En 1970, el Instituto Marqués de Santillana ganó su primer Campeonato Provincial y en 1971 ya era equipo de la Segunda División. En 1974, con Quinichi de entrenador, disputó en el pabellón de Polanco su primera fase de ascenso, aunque sin éxito. Al año siguiente, con José Alejandro del Río, consiguieron el objetivo del ascenso en Valencia. Fue la alegría más grande del equipo escolar. Pero la Primera División suponía unos gastos más elevados que el instituto no podía hacer frente. Fue cuando se pidió ayuda al director deportivo de Sniace, Antonio Egusquiza, que integró al equipo en la protección de la empresa. 
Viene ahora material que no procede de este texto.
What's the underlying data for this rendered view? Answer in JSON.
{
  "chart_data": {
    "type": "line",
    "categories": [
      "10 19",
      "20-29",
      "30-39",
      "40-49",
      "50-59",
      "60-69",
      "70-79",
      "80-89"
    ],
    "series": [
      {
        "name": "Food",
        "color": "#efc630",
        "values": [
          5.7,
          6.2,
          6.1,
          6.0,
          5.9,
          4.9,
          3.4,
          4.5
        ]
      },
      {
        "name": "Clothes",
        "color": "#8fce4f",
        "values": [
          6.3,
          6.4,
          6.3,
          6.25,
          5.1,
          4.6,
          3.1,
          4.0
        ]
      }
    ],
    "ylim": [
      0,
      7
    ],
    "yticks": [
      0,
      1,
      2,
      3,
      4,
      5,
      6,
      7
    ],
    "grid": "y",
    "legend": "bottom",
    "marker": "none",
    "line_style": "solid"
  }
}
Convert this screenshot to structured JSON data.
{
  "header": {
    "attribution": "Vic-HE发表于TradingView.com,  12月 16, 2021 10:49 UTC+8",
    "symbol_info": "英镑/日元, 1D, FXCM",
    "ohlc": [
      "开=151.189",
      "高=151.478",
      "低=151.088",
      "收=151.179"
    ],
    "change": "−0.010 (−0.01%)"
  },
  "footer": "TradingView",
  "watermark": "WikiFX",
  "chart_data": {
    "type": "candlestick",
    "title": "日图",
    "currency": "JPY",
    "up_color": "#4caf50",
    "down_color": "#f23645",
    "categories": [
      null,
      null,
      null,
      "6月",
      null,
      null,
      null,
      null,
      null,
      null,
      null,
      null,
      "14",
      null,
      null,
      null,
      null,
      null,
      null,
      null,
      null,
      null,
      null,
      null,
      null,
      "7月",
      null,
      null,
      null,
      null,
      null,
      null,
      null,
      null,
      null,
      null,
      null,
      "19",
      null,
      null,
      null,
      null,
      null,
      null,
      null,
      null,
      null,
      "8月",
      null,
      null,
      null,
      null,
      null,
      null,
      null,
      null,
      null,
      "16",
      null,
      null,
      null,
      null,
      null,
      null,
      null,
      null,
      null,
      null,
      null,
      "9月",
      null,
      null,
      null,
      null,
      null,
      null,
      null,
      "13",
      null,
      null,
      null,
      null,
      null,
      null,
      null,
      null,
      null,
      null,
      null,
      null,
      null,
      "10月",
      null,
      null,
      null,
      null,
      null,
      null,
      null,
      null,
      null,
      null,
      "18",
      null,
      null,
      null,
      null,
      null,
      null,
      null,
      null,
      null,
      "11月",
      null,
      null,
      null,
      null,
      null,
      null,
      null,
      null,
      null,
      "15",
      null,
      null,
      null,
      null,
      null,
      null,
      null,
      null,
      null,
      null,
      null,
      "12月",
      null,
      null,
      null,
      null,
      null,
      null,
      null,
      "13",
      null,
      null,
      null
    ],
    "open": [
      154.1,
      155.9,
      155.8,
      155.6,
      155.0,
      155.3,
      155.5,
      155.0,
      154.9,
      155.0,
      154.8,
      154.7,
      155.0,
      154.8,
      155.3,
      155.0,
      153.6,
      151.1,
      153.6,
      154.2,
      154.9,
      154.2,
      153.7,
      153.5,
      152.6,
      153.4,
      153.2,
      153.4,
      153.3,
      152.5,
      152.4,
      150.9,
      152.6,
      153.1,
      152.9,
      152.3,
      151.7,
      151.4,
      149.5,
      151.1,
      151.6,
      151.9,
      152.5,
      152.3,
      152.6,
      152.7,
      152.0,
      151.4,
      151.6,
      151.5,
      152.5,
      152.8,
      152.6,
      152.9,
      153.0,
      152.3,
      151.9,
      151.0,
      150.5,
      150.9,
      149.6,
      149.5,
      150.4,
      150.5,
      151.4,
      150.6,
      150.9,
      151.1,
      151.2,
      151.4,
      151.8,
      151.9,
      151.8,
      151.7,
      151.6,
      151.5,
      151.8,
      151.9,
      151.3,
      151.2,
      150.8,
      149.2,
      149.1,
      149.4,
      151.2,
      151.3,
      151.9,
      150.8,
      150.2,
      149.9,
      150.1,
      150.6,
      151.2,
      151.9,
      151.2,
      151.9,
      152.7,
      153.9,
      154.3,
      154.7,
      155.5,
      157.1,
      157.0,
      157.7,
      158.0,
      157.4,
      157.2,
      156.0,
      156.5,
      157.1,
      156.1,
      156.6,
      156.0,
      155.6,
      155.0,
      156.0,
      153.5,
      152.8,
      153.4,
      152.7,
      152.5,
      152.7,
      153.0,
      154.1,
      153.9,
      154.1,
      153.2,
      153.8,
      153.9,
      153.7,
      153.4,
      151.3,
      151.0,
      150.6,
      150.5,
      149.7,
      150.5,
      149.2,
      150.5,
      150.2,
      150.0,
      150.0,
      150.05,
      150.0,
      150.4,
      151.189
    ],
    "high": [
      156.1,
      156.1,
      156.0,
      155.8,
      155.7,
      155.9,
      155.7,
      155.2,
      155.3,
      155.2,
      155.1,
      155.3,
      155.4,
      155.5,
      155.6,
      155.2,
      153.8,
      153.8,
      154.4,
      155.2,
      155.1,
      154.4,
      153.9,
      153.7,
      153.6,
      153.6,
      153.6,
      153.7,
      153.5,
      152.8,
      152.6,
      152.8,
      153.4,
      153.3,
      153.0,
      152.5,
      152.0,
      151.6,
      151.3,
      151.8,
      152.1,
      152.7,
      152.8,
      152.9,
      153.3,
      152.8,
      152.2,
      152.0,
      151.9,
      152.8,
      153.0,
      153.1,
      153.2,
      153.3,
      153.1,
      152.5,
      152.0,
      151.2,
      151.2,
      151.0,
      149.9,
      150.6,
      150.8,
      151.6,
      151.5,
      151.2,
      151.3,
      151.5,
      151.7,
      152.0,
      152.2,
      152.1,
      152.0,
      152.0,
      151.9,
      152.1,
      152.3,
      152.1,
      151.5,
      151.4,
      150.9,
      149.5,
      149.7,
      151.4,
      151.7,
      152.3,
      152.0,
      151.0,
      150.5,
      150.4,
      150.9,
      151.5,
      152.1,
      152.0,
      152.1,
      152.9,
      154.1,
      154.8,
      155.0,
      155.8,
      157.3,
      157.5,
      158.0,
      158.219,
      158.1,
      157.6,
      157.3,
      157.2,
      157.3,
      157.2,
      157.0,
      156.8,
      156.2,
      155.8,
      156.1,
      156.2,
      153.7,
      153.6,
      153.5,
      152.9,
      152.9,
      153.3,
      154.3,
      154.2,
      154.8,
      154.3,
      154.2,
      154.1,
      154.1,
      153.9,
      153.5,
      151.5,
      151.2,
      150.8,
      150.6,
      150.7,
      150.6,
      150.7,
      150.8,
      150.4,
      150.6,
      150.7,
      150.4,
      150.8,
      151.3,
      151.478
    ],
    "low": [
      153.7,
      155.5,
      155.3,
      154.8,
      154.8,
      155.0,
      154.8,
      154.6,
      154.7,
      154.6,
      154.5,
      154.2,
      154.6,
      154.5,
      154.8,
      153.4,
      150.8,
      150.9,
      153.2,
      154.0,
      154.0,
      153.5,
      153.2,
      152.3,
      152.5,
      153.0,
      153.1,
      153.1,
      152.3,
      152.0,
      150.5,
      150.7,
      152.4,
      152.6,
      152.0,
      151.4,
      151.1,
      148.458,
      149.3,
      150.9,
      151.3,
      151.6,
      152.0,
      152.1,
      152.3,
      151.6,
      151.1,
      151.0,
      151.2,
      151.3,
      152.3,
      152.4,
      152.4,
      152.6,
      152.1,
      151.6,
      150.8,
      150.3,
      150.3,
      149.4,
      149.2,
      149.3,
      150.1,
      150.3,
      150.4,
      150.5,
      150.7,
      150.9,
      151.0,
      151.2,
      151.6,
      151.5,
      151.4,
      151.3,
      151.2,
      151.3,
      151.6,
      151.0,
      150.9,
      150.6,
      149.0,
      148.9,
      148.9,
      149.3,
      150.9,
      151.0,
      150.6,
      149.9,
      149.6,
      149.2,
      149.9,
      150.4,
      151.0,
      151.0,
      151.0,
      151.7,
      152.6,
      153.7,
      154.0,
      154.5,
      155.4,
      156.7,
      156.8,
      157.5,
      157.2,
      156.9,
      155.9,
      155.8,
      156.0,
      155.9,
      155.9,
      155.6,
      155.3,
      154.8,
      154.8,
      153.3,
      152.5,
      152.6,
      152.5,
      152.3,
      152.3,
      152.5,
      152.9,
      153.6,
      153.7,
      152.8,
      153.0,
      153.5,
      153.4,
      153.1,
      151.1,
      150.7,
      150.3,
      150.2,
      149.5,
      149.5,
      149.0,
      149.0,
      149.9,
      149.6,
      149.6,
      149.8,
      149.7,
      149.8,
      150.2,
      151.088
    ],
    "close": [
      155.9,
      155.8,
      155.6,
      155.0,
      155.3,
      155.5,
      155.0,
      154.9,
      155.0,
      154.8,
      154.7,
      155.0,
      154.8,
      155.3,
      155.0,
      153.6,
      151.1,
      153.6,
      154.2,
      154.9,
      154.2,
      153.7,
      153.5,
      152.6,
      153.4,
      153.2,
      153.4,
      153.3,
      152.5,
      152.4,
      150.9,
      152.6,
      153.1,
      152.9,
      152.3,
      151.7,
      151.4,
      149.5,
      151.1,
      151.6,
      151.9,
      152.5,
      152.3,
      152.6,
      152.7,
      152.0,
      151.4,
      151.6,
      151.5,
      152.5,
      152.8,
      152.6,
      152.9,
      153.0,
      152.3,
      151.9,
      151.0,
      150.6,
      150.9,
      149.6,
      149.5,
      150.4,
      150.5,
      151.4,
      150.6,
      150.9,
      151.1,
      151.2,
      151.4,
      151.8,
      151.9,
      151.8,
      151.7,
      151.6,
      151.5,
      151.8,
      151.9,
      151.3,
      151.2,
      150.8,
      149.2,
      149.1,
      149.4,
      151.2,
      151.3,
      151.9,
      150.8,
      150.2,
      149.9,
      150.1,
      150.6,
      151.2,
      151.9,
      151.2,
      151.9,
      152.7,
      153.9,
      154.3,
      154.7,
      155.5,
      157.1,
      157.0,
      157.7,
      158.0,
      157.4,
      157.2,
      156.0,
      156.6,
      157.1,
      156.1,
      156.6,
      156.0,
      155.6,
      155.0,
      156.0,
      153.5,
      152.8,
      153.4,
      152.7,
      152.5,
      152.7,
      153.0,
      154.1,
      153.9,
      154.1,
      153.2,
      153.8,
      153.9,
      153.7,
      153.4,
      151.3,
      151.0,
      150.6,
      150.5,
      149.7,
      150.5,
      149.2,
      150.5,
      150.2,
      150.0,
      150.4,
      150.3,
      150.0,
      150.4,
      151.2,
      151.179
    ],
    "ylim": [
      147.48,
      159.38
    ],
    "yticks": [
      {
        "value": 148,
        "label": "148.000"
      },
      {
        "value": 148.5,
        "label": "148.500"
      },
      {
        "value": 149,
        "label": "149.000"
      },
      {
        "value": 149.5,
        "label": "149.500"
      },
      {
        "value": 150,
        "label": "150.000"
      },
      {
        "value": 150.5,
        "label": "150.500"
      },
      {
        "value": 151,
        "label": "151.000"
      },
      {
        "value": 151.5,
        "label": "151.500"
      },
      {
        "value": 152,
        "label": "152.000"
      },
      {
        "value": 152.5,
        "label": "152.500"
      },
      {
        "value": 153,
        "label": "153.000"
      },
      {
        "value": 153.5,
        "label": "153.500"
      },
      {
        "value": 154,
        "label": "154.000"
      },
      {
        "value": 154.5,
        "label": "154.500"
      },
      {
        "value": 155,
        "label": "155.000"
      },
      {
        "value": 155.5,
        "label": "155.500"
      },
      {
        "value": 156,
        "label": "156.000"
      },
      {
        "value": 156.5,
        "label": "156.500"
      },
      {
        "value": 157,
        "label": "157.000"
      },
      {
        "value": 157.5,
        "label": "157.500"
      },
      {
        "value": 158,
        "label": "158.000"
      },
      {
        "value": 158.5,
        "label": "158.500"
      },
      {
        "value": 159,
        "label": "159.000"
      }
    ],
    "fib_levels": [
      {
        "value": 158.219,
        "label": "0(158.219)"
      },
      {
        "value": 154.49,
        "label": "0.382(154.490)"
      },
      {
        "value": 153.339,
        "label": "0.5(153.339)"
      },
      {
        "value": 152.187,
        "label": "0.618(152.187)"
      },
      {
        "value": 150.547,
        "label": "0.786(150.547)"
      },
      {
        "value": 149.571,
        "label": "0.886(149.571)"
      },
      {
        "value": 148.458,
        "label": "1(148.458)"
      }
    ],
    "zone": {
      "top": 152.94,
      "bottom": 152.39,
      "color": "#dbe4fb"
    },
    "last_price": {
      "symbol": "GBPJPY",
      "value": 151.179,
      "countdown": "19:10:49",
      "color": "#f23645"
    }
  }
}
No parecían novatas en aquella máxima categoría del voleibol. En la primera temporada entre los grandes, las chicas de Sniace quedaron en tercer lugar y llegaron a disputar la final de la Copa que perdieron en Huesca contra el Medina de Madrid. En su segunda temporada (1976-77) consiguieron el subcampeonato liguero y volvieron a disputar la final de Copa, cayendo derrotadas de nuevo por el potente equipo madrileño. El grupo seguía madurando en los entrenamientos, pero también en los viajes más largos y las aventuras en el autobús. La convivencia hizo más fuertes a aquellas jugadoras entre partidas de cartas, juegos de parchís y bocadillos donde el pan envuelve el alimento más sano: la alegría y el compañerismo. Algún día tendrían que ser invencibles.

Campeonas de Liga

En la temporada 1978-79, el C. D. Sniace de Torrelavega se convirtió en el primer equipo de Cantabria en ganar un campeonato de Liga de carácter nacional en su máxima categoría. El éxito se acompañó con la victoria en la Copa de la Reina que en esta ocasión se disputó en Burgos. Sólo perdieron un partido en toda la temporada. Aquellas leonas siguieron haciendo historia meses después. El 1 de noviembre de 1979, jugaron en Torrelavega el primer partido de la Copa de Europa contra el Leixoes de Portugal. El pabellón se quedó pequeño ante la expectación que había levantado aquel partido. Tantas personas acudieron, que la cancha se humedeció por el vaho de la respiración, provocando que algunas jugadoras se resbalaran. El C. D. Sniace alineó a su equipo de gala: Pili, Belén, Cristina, Lola, María José y Teresa. Las cántabras ganaron 3-1 (15-6, 12-15, 15-8 y 15-7) y en Oporto perdieron por el mismo resultado, pasando a la siguiente fase por el ‘set-average’. El siguiente rival fue el Panatinaikos griego, que también fue eliminado por las cántabras. Finalmente cayeron ante el Eczasibasi de Estambul en los cuartos de final. Aquella irrepetible etapa deportiva aún dejaría la brillantez de la siguiente temporada, donde obtuvieron el subcampeonato de Liga y una segunda victoria en la Copa de la Reina, cuya fase final se disputó en Bilbao, lo que les abriría las puertas a Europa para disputar la Recopa.

Siempre unidas

Más de treinta años después, las grandes chicas del voleibol continúan unidas. Todos los años se encuentran el 28 de diciembre en un restaurante de Torrelavega para recordar sus triunfos, los viajes y aventuras en el autobús, las partidas de cartas, los juegos de parchís y los bocadillos donde el pan envuelve el alimento más sano: la alegría y el compañerismo. Ése fue su verdadero éxito que aún permanece, porque siguen formando un equipo excepcional.